The Millionaire's Snowbound Seduction

By: Sandra Marton



He pulled up outside the garage and got out to open the door. The snow, and the wind, hit him with enough force to take his breath away but he bent his head against it and grasped the handle of the garage door.

‘Damn!’

How could he have forgotten? The door was electric. It wouldn’t move an inch no matter how much muscle you applied and, of course, he’d forgotten to have somebody send him the automatic opener.

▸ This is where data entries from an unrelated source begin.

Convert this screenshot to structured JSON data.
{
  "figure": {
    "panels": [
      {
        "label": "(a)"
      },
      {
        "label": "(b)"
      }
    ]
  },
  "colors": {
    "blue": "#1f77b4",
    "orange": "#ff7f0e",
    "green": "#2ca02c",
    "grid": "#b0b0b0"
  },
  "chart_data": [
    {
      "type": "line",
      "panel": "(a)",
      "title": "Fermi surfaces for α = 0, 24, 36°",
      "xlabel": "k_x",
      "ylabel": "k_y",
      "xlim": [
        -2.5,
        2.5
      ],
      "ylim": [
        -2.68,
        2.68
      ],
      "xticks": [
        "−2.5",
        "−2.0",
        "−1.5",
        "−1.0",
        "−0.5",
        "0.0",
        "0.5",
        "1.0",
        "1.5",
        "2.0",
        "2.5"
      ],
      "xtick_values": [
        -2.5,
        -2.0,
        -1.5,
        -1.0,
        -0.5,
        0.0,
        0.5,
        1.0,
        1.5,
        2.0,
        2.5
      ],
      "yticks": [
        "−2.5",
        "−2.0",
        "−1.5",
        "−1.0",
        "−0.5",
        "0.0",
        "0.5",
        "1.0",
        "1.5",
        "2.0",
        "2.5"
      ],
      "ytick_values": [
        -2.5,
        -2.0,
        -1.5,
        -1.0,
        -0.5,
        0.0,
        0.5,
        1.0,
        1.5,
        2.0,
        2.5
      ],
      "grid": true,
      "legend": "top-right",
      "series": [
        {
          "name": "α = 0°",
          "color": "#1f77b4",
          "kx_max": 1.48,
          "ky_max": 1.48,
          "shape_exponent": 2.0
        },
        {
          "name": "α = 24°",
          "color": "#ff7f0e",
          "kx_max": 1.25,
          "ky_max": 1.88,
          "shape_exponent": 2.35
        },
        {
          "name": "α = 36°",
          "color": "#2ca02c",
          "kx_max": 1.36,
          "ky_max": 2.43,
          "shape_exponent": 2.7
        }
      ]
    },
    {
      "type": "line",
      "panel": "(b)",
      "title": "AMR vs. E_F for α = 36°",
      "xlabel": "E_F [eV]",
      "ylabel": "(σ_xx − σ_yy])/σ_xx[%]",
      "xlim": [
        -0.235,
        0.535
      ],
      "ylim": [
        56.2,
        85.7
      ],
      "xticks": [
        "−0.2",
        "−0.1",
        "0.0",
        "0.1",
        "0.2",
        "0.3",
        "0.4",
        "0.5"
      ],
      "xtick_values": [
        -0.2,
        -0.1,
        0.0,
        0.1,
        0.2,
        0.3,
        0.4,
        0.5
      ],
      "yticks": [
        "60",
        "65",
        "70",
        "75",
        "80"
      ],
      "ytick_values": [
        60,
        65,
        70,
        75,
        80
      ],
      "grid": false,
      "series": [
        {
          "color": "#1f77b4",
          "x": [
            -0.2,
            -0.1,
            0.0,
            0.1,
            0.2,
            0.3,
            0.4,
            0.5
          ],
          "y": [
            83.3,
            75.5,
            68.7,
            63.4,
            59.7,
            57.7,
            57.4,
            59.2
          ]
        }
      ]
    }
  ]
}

Well, that was life. He’d have his work cut out for him, digging the truck out from under umpteen inches of snow tomorrow morning. He trudged back to the Explorer, opened the door and stuffed his cellphone and his wireless fax into his pockets, hung his carryon and his computer case from his shoulders, and hefted a box of supplies into his arms. Steak, potatoes, a couple of onions and a bottle of single-malt Scotch. The basic food groups, enough to hold him through the weekend. He slammed the door shut with his hip, dug the key to the cabin from his pocket, and made his way to the front porch.

Damn, Nick thought as he climbed the wooden steps. He’d forgotten to bring coffee. Well, he’d have to make do with a shot of the Scotch to warm his bones, and then he’d fall straight into bed. It sounded like a mighty fine plan.

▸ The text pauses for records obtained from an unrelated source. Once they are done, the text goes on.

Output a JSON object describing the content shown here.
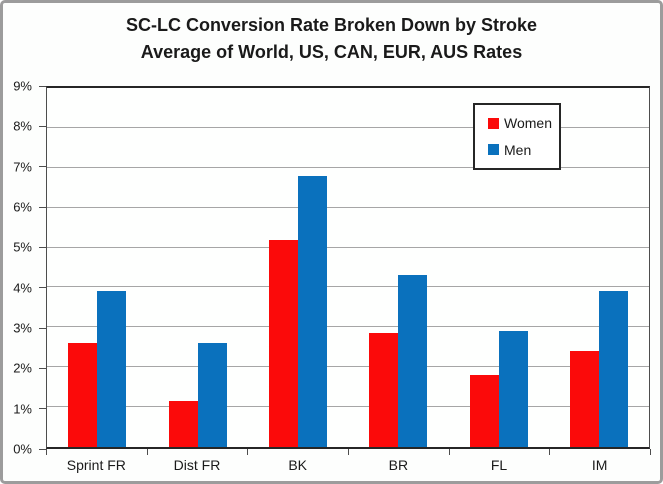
{
  "chart_data": {
    "type": "bar",
    "title": "SC-LC Conversion Rate Broken Down by Stroke",
    "subtitle": "Average of World, US, CAN, EUR, AUS Rates",
    "categories": [
      "Sprint FR",
      "Dist FR",
      "BK",
      "BR",
      "FL",
      "IM"
    ],
    "series": [
      {
        "name": "Women",
        "color": "#fb0a0a",
        "values": [
          2.6,
          1.15,
          5.2,
          2.85,
          1.8,
          2.4
        ]
      },
      {
        "name": "Men",
        "color": "#0a71bd",
        "values": [
          3.9,
          2.6,
          6.8,
          4.3,
          2.9,
          3.9
        ]
      }
    ],
    "xlabel": "",
    "ylabel": "",
    "ylim": [
      0,
      9
    ],
    "y_tick_step": 1,
    "y_tick_labels": [
      "0%",
      "1%",
      "2%",
      "3%",
      "4%",
      "5%",
      "6%",
      "7%",
      "8%",
      "9%"
    ],
    "grid": true,
    "legend_position": "inside-top-right"
  },
  "colors": {
    "women_bar": "#fb0a0a",
    "men_bar": "#0a71bd",
    "gridline": "#a6a6a6",
    "axis": "#4d4d4d",
    "plot_border": "#262626",
    "frame_border": "#9c9c9c",
    "background": "#fdfefd",
    "text": "#1a1a1a"
  }
}
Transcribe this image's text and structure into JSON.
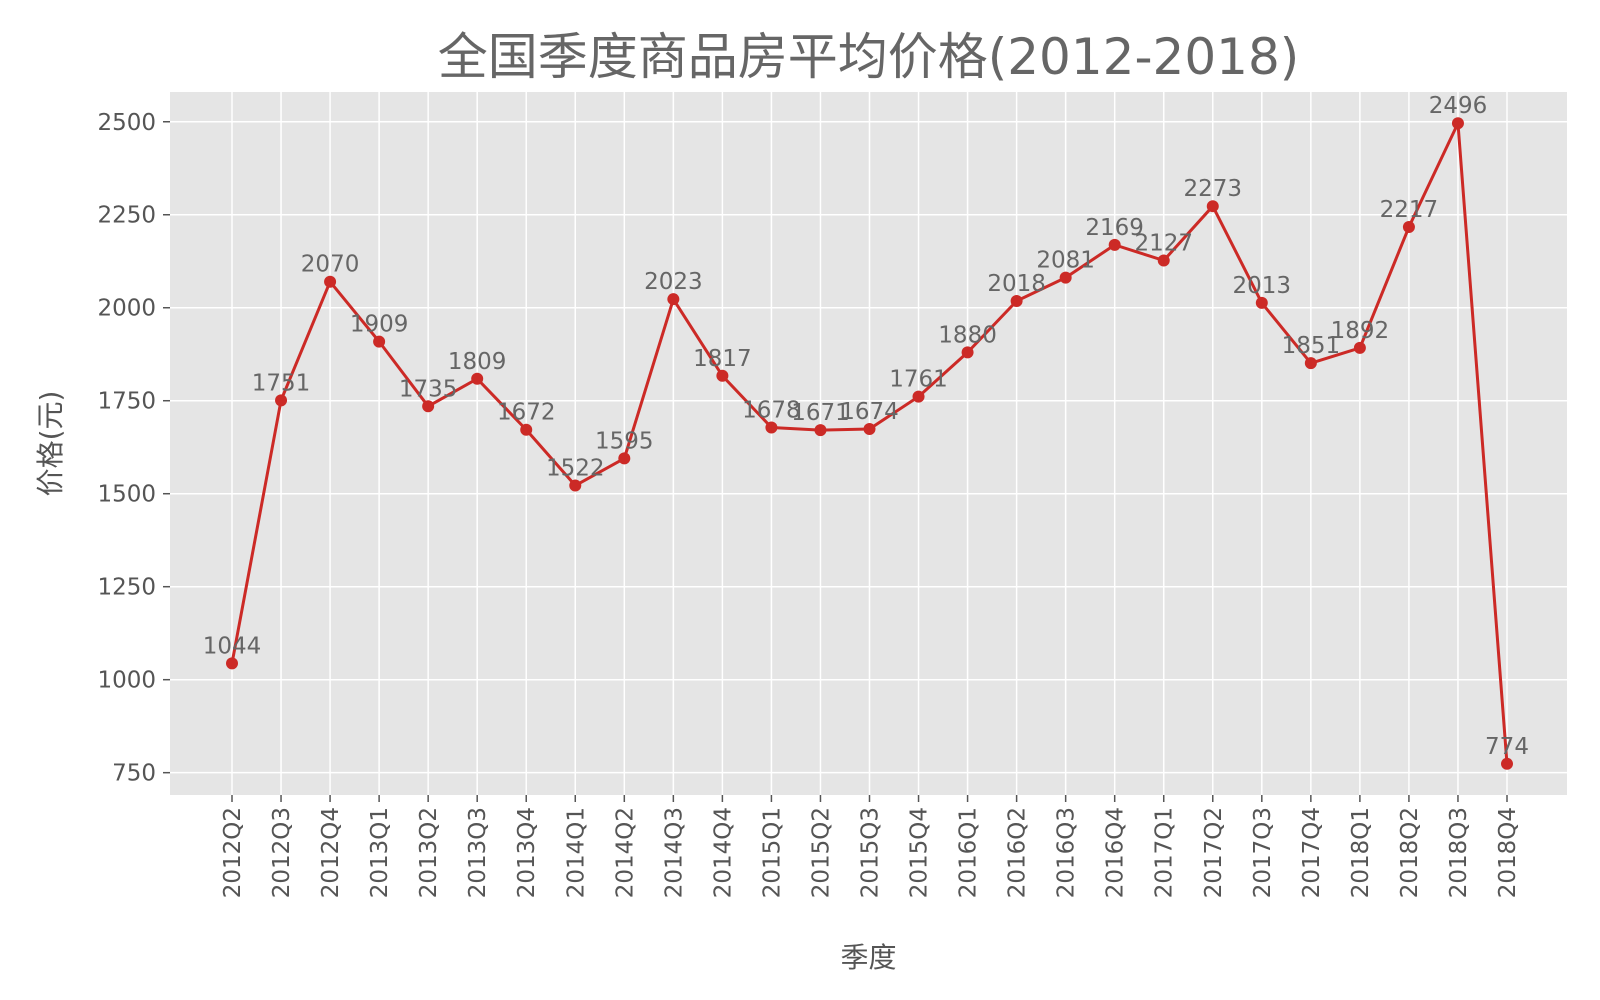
{
  "chart_data": {
    "type": "line",
    "title": "全国季度商品房平均价格(2012-2018)",
    "xlabel": "季度",
    "ylabel": "价格(元)",
    "categories": [
      "2012Q2",
      "2012Q3",
      "2012Q4",
      "2013Q1",
      "2013Q2",
      "2013Q3",
      "2013Q4",
      "2014Q1",
      "2014Q2",
      "2014Q3",
      "2014Q4",
      "2015Q1",
      "2015Q2",
      "2015Q3",
      "2015Q4",
      "2016Q1",
      "2016Q2",
      "2016Q3",
      "2016Q4",
      "2017Q1",
      "2017Q2",
      "2017Q3",
      "2017Q4",
      "2018Q1",
      "2018Q2",
      "2018Q3",
      "2018Q4"
    ],
    "series": [
      {
        "values": [
          1044,
          1751,
          2070,
          1909,
          1735,
          1809,
          1672,
          1522,
          1595,
          2023,
          1817,
          1678,
          1671,
          1674,
          1761,
          1880,
          2018,
          2081,
          2169,
          2127,
          2273,
          2013,
          1851,
          1892,
          2217,
          2496,
          774
        ]
      }
    ],
    "ylim": [
      690,
      2580
    ],
    "yticks": [
      750,
      1000,
      1250,
      1500,
      1750,
      2000,
      2250,
      2500
    ],
    "grid": true,
    "data_labels": true,
    "colors": {
      "line": "#cc2a26",
      "plot_background": "#e5e5e5",
      "grid": "#ffffff",
      "text": "#555555"
    }
  }
}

He wedged the box against the door, fumbled for the lock and turned the key. The door wouldn’t open. He scowled. Was there an unwritten law that said doors had to stick when a man was freezing his ass off on the wrong side of them? Nick grunted, shoved hard, and almost fell into the cabin as the door groaned noisily and swung open on a yawning blackness.

‘Idiot,’ he muttered.

He had a flashlight, but it was inside the box. And to put the box down without walking into something, he needed to be able to see.

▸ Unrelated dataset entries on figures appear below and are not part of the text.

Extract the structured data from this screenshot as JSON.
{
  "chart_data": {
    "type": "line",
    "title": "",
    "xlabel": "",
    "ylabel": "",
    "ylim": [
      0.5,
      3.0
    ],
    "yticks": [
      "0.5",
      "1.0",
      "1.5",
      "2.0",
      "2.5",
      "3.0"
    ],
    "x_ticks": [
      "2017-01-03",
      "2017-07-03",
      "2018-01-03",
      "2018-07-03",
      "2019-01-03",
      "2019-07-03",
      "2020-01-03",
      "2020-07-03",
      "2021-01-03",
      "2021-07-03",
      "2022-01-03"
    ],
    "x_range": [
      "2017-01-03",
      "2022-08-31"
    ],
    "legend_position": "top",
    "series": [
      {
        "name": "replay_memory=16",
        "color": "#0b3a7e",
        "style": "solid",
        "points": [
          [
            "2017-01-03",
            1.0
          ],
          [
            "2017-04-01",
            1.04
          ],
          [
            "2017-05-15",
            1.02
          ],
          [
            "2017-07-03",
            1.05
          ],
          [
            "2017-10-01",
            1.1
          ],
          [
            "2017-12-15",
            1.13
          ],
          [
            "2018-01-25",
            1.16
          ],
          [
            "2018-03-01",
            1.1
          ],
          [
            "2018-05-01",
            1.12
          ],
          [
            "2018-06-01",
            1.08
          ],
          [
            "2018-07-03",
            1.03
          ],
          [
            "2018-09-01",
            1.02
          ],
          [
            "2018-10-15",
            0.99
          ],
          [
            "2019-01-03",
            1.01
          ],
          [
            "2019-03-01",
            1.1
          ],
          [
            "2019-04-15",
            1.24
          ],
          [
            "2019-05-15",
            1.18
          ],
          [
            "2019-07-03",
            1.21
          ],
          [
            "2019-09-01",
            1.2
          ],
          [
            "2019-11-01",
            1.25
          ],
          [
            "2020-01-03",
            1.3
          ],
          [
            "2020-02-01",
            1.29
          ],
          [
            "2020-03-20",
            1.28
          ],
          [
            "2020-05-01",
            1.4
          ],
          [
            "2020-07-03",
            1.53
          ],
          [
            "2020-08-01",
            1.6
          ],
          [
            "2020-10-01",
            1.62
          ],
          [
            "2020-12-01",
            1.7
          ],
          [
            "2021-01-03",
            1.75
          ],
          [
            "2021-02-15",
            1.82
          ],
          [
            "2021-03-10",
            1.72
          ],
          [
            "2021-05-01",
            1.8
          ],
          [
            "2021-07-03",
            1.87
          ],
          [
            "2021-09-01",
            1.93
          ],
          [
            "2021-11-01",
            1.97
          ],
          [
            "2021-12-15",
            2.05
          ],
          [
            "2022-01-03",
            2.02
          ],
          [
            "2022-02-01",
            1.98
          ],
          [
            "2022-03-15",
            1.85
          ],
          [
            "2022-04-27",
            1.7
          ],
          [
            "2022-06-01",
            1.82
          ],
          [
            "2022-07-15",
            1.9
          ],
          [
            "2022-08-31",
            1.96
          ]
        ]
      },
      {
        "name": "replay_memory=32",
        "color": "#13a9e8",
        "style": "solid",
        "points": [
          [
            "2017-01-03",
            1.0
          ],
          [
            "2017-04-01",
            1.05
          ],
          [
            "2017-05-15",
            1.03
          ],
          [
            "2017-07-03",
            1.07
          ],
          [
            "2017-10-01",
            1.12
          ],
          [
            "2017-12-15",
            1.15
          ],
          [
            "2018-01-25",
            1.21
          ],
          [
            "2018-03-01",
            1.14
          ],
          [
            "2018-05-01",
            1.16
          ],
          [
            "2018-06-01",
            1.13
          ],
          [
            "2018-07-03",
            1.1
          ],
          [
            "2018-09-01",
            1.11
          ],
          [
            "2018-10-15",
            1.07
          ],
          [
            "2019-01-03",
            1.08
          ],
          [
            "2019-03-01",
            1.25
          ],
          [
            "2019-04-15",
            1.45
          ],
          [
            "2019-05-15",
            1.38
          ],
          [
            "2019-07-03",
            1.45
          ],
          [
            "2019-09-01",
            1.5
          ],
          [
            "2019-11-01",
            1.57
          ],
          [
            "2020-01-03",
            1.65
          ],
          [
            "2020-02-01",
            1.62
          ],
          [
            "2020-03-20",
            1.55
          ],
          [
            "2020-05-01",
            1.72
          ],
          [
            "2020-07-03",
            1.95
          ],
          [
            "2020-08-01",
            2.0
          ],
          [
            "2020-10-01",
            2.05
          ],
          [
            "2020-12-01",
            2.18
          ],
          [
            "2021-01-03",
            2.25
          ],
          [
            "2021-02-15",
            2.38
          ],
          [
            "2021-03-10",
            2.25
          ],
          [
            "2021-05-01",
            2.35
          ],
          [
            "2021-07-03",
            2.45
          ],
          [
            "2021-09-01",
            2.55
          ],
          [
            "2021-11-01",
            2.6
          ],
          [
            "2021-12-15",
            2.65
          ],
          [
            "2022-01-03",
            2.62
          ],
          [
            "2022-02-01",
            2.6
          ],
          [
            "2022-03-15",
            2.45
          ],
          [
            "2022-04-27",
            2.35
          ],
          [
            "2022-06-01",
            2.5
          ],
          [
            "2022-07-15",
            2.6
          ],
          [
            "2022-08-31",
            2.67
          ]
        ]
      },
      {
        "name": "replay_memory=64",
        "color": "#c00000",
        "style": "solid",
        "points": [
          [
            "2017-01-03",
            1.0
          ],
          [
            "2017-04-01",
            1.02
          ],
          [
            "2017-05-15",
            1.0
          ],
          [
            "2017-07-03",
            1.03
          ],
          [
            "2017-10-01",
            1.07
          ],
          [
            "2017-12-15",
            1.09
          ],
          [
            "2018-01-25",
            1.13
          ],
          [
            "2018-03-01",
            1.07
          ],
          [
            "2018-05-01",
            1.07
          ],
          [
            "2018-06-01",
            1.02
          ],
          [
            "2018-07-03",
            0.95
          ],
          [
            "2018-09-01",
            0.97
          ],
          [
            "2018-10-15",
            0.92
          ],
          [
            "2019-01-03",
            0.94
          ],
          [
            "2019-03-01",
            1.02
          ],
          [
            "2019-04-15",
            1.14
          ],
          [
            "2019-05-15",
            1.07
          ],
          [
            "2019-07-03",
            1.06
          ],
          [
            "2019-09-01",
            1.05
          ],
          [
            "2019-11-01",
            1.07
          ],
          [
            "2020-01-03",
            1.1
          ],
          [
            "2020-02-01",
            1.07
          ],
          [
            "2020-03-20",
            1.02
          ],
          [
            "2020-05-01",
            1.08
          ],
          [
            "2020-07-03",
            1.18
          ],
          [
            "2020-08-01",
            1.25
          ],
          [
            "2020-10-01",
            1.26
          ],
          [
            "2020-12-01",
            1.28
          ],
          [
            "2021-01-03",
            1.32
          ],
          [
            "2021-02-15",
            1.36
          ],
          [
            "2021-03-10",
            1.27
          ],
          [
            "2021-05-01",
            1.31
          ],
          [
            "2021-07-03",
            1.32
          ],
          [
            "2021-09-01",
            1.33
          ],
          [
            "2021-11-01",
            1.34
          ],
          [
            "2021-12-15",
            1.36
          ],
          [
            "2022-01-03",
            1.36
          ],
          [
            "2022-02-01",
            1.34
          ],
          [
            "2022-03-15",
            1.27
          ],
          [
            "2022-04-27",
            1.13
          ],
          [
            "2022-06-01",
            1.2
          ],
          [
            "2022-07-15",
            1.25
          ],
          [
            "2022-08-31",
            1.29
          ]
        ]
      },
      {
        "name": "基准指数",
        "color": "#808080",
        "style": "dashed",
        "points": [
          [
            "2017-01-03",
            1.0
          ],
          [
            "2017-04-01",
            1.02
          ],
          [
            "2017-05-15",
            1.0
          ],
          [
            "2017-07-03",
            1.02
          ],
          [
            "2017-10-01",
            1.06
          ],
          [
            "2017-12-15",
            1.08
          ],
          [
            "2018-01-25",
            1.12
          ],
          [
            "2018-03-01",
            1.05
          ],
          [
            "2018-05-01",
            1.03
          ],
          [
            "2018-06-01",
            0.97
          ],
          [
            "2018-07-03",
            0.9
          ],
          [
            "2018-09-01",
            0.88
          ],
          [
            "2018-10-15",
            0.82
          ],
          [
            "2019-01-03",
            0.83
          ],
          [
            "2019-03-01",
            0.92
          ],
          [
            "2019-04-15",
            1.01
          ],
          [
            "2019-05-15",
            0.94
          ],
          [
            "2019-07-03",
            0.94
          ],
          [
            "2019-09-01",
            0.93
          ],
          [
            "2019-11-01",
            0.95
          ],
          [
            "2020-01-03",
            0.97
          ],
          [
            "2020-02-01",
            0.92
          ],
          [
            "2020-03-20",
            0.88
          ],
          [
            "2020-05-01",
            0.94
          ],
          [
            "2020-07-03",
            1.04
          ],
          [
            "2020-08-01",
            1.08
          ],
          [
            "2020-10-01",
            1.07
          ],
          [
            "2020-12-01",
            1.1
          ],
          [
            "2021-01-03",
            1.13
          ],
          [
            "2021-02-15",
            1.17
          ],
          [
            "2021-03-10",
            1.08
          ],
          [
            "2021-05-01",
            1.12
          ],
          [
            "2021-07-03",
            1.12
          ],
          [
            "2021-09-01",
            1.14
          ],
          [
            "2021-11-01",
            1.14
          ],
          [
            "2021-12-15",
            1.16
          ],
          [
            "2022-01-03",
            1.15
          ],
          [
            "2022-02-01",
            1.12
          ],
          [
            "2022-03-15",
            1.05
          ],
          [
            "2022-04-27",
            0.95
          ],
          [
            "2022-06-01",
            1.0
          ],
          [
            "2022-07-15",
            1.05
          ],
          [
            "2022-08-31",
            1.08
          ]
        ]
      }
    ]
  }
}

There had to be a light switch on the wall. He seemed to remember one, to the left…

‘Come on,’ he said impatiently, as he felt for the switch. ‘Where are you hiding? I know you’re there.’

Something swished past his face. He sensed it coming just quickly enough to duck before it connected with his skull.

‘Hey! What the…?’

A creature flew at him from out of the darkness, shrieking like a banshee. Nick yelled, threw up his arms to ward the thing off, and went down in a heap, box, carry-on, computer and all.

The creature was right on top of him.

Talons dug into his shoulder, went for his eyes. Warm breath hissed onto his face. Was it a bobcat? A lynx? A mountain lion? No, not that. There were no big cats here, weren’t supposed to be, anyway. A wolf? Gone for at least a hundred years, but people said…

‘Perfume?’ Nick whispered.

What kind of cat wore perfume?

The thing began trying to scramble away from him. Nick grunted. His hand closed on something fragile and bony. An ankle? A wrist? Did cats have ankles and wrists?

Perfume. Delicate bones…

Nick’s eyes widened against the darkness.

‘Bloody hell,’ he said. ‘You’re a woman!’

And then something hit him hard, in the back of the head, and he slipped down and down into deepest, darkest night.

* * *

Holly stood over the unconscious intruder and trembled with fear.

Was he dead? Had she killed him?

At first, she’d thought she was dreaming. She’d been lying in bed, still shaking with cold despite wearing her long johns, wool socks, a hat and her New England Patriots sweatshirt, buried to the tip of her nose beneath half a dozen quilts, busily telling herself there was nothing the least bit spooky about being alone on the top of a mountain with no lights and a blizzard raging outside, when she’d heard something.

A sound. An engine.

Good, she’d thought. The snowplows were out.

Snowplows? Back home, in Boston, yes. But here? On the top of this mountain?

Holly’d shot up in bed, her heart pounding. The night was so still. Every sound seemed magnified a hundred times, and each had sent a wave of terror straight through her.

The thud of a car door. The scrunch of footsteps in the snow. The thump of booted feet mounting the steps, crossing the porch. The sound of the front door being battered open.

That was when she’d moved, jerking out a hand for the portable phone on the night table, remembering even as she put it to her ear that the damned thing wouldn’t work with the power out. Petrified, almost breathless with fear, she’d looked around desperately for a weapon. Something. Anything.